U.S. energy-related carbon dioxide emissions see first decline since 1991

July 1, 2002 — U.S. energy-related carbon dioxide emissions declined by 1.1 percent in 2001, decreasing from 1,558 million metric tons of carbon equivalent (MMTCe) in 2000 to 1,540 MMTCe in 2001, according to preliminary estimates released recently by the Energy Information Administration (EIA).

The 2001 decrease of 1.1 percent is the first such decline since 1991, when emissions decreased by 1.2 percent. U.S. energy-related carbon dioxide emissions have averaged 1.2 percent annual growth since 1990.

The decline in energy-related carbon dioxide emissions can be attributed to a reduction in overall economic growth from 4.1 percent in 2000 to 1.2 percent in 2001; a 4.4-percent reduction in manufacturing output that lowered industrial emissions; warmer winter weather that decreased the demand for heating fuels; and a drop in electricity demand and coal-fired power generation that reduced emissions growth from electricity generation.

Because energy-related carbon dioxide emissions account for 81 percent of total U.S. greenhouse gas emissions, they are a good indicator of the level of, and rate of change in, total U.S. greenhouse gas emissions.

U.S. energy-related carbon dioxide emissions per unit of Gross Domestic Product (GDP), or “U.S. carbon-intensity,” fell from 169 metric tons per million 1996 constant dollars of GDP (MTCe/$Million GDP) in 2000 to 165 MTCe/$Million GDP in 2001.

Between 1990 and 2000, U.S. carbon intensity fell by 16.2 percent. Over the same time period, total greenhouse gas intensity, or total greenhouse gas emissions per unit of GDP, declined by 18.4 percent.

Preliminary data indicate that:
* Residential sector emissions grew by 1.8 percent, as increased housing starts were tempered by warmer weather.
* Commercial sector carbon dioxide emissions increased by 6.2 percent due to increased commercial development.
* Industrial sector carbon dioxide emissions fell by 9.1 percent, as industrial production and manufacturing activity were down.
* Transportation sector carbon dioxide emissions increased by 0.6 percent in 2001 as stronger growth early in the year was offset by declines in the fourth quarter.

A breakout by fuel type indicates that:
* Petroleum-related carbon dioxide emissions increased by 1.3 percent, from 658 MMTCe in 2000 to 666 MMTCe in 2001.
* Coal-related carbon dioxide emissions fell by 1.9 percent, from 572 MMTCe in 2000 to 562 MMTCe in 2001.
* Natural gas-related carbon dioxide emissions decreased by 4.6 percent, from 327 MMTCe in 2000 to 312 MMTCe in 2001.

EIA will continue to refine its estimates of 2001 carbon dioxide emissions as more complete energy data become available. A full inventory of 2001 emissions of all greenhouse gases will be available in October from EIA using revised energy data and providing a further analysis of trends.

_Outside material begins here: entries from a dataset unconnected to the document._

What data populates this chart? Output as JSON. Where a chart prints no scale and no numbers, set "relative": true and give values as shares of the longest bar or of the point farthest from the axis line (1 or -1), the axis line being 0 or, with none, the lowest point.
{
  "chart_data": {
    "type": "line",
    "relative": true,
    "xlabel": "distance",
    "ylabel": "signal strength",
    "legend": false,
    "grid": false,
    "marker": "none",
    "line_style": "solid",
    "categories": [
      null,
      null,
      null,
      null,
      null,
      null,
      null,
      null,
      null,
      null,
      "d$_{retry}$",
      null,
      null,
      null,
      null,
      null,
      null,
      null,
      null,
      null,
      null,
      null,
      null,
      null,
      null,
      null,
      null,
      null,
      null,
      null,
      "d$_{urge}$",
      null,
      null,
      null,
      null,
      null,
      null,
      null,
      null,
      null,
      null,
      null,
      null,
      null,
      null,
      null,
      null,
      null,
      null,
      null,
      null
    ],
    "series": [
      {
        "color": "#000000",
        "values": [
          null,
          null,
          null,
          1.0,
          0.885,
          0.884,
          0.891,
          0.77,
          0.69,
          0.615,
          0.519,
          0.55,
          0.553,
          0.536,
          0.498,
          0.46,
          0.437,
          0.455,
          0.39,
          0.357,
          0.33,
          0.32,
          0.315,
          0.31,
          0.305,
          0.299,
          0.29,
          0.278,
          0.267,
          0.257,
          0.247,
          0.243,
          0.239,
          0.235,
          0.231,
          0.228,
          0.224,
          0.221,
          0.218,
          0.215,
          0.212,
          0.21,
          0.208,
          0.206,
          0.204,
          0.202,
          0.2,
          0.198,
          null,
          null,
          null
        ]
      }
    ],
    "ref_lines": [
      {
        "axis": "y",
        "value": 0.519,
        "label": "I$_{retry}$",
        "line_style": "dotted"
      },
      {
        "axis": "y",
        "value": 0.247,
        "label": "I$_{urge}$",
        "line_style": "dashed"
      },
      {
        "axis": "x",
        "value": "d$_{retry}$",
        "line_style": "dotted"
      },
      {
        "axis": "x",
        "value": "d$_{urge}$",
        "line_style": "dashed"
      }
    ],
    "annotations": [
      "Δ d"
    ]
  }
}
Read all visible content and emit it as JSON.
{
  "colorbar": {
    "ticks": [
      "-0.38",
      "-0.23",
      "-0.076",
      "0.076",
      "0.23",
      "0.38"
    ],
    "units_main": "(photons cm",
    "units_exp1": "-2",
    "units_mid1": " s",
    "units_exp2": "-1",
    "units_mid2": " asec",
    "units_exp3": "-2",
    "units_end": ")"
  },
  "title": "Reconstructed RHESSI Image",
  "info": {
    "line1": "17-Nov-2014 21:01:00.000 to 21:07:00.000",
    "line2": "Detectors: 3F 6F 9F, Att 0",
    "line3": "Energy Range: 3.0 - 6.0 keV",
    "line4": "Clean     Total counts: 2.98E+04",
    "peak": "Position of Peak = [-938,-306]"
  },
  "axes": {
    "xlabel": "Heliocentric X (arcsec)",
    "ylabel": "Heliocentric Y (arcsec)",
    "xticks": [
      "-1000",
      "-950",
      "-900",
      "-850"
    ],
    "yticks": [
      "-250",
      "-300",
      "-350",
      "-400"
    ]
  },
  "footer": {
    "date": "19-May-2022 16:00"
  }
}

The preliminary estimates are on EIA’s web site at: http://www.eia.doe.gov/oiaf/1605/flash/flash.html.

The Energy Information Administration (EIA) is the independent statistical and analytical agency within the U.S. Department of Energy.

The information contained in the analysis and the press release should be attributed to the Energy Information Administration and should not be construed as advocating or reflecting any policy position of the Department of Energy or any other organization.